Majority believe the Tories broke a manifesto promise – but they’re still 19 points ahead

Concerns about the economy won't stop people voting Conservative

 

Despite the media backlash against Philip Hammond’s budget, new polling puts the Conservatives 19 points ahed of Labour — their biggest in-government lead in 30 years.

The YouGov/Times poll shows that 55 per cent of people agree that Hammond broke a Conservative manifesto promise by increasing National Insurance contributions (NICs) for the self-employed.

Moreover, 38 per cent believe that the budget was unfair and 45 per cent believe that the country’s economic situation will deteriorate over the next year, compared to just 16 per cent who believe it will get better.

Unfortunately, that doesn’t seem to be enough to shift their votes. 44 per cent of respondents said they would vote Conservative were an election held tomorrow, compared with just 25 per cent who backed Labour.

While some of the research was conducted on Wednesday, before the worse of the budget backlash hit, the results suggest that this budget will have little impact on the Conservatives’ popularity.

This raises serious questions for Labour, since controversial budget measures present a point-scoring opportunity for the opposition. Last year, in the chaotic aftermath of George Osborne’s final budget, Labour hit 33 per cent, one point ahead of the Conservatives.

See: Poor families’ incomes are about to get slammed – but it’s nothing to do with NICs

See: As wages stagnate and working people suffer, Philip Hammond offers dogma instead of hope

6 Responses to “Majority believe the Tories broke a manifesto promise – but they’re still 19 points ahead”

  1. NHSGP

    After the damage done by Emily Thornbury, Labour needs to get back on side with its potential voters.

    The NI fiasco, is one way of doing that.

    Labour needs to target the Tories over manifesto lies and make the association with Lib Dems and tuition fees.

  2. Michael WALKER

    The Labour Party choses a man as Leader whose background is chequred – to be kind – and who is not competent.

    And then wonders why it is 19 percentage points behind.

    I wonder why it is “only” 19 percentage points behind.

    The trend is inexorably in one direction.
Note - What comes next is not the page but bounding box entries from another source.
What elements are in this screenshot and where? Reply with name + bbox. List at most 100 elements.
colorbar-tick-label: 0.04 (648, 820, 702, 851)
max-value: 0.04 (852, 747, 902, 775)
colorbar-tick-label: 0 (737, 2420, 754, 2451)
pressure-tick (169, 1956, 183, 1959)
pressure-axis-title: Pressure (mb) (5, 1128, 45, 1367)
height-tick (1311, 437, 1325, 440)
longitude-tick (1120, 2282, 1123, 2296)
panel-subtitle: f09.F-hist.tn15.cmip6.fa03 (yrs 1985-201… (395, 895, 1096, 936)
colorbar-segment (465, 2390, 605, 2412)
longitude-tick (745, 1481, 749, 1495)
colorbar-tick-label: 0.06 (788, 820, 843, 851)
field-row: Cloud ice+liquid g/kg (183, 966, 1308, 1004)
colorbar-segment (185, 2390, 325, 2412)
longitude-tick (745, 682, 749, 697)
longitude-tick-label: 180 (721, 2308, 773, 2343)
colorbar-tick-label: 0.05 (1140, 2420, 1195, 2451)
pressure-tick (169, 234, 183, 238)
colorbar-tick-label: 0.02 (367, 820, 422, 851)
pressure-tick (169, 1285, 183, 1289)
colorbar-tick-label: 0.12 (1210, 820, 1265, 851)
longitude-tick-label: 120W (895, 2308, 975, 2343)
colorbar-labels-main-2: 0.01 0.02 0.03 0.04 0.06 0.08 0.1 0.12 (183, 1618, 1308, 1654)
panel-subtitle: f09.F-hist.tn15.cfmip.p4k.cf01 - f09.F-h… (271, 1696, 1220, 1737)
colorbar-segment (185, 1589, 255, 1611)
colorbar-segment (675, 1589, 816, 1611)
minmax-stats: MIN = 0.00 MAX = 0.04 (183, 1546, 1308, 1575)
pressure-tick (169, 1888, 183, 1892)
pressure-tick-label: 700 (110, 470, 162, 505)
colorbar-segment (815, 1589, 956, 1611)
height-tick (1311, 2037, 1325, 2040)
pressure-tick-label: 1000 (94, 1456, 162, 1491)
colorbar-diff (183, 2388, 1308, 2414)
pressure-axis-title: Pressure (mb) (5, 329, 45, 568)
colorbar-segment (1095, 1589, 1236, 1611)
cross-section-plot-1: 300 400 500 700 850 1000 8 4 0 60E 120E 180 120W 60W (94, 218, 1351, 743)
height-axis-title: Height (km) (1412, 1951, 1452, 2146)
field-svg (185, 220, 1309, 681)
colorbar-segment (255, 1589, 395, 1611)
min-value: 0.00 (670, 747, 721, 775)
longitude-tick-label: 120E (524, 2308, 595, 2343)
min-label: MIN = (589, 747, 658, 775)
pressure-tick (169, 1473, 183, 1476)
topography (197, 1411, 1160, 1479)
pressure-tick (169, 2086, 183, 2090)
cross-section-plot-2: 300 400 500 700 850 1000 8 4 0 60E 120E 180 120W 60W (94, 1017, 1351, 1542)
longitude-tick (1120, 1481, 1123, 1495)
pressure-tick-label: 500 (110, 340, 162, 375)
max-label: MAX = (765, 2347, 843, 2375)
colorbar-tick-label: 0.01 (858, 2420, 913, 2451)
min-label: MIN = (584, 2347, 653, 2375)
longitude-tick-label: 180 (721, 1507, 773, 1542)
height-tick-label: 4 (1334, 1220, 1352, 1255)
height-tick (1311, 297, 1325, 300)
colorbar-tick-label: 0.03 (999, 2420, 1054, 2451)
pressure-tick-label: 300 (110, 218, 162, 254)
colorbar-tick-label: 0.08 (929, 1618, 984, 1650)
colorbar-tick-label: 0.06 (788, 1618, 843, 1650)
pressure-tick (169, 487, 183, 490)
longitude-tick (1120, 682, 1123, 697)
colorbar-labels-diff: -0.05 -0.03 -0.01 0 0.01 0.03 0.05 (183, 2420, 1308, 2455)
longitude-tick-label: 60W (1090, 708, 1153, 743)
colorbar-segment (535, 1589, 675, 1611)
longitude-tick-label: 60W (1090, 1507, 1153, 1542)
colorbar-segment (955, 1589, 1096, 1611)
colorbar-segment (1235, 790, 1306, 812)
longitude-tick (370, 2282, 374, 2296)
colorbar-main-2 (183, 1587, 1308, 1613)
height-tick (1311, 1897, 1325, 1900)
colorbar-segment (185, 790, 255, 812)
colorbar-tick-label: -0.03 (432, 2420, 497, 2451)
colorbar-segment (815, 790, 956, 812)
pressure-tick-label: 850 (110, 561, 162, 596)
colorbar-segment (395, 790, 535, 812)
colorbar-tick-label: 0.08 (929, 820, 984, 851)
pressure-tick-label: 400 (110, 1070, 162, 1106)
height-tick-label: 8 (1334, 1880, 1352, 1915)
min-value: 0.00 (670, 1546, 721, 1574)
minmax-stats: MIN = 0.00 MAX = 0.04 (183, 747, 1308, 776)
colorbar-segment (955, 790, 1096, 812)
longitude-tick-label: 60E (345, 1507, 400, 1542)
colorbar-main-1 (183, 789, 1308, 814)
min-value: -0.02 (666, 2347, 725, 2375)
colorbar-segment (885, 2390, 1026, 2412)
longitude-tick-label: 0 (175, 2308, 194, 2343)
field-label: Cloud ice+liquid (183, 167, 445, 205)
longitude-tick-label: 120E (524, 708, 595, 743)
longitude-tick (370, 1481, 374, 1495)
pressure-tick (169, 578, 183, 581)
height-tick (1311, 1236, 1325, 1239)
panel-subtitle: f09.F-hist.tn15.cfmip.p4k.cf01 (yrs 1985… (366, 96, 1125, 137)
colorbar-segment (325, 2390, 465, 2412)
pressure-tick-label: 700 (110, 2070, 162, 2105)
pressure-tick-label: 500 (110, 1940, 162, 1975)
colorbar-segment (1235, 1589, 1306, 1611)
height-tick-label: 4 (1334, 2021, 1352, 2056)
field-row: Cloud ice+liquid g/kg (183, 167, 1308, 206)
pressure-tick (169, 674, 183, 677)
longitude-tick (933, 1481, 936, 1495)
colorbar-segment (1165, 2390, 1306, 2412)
The more they see the less voters like.

    Meanwhile Corbyn supporters are like the three wise monkeys …

  3. ted francis

    Don’t usually agree with young Mike Walker but….. The 19 points does not mean a Tory love-fest is going on: the 19 reflects that there is not an alternative, coherent economics policy available for comparison, nor is there the prospect of an effective opposition this parliament.
    Oh where is the opposition leader who combines the wisdom of a Roy Jenkins, the passion of a Neil Kinnock, the political nous of a Tony Blair and the deviousness of a Harold Wilson?
    It’s a long time since a government offered the Opposition so many open goals and all the centre forward does is sky the ball or doesn’t bother to shoot.

  4. richard 1979

    The main reason is that the Tories broke a promise but that broken promise is rationally understood by many in the electorate. If ‘self employed’ people are entitled to more benefits, which they are thanks to recent policies, then they should pay more NI – regardless of previous manifesto pledges.

    This rightist media-generated outrage is a smokescreen for yet another Tory attack on the disabled and to take the attention away from other rightist policies.

  5. David Barlow

    There is nothing new in politicians breaking manifesto commitments or promises. Ted Francis, as he no doubt knows, is whistling for the moon, in the leader he says is needed. Jeremy Corbyn was thrown up on a tide of moon whistlers, not once, but twice; no doubt holding on to nurse, for fear of something worse. Corbyn is the prisoner of his own “success”. The Labour Party and its organisation is now in the control of a new brand of political hopefuls, but not something that the electorate seem to view as relevant to it. The “working class” of 2017 does not fit the definition as existed in 1917, or even in 1977, and definitely not as exists in the minds of Corbyn’s inner circle. The new great experiment is doomed to failure, as it exists only in their theory of what they wish for. The political and economic landscape has changed beyond recognition. In the face of Copeland and 19% slippage post budget, those now “In charge” of the Labour Party are residents of something similar to what was once described as the Grand Hotel Abyss.

  6. Brian

    Or to put it another way, 75% of the country doesn’t want a Labour Goverment.

    Think about that. The supposed people’s party, the champion of working people, the defender of the ordinary person in the street. Unwanted by 75%.

    This website may as well close down.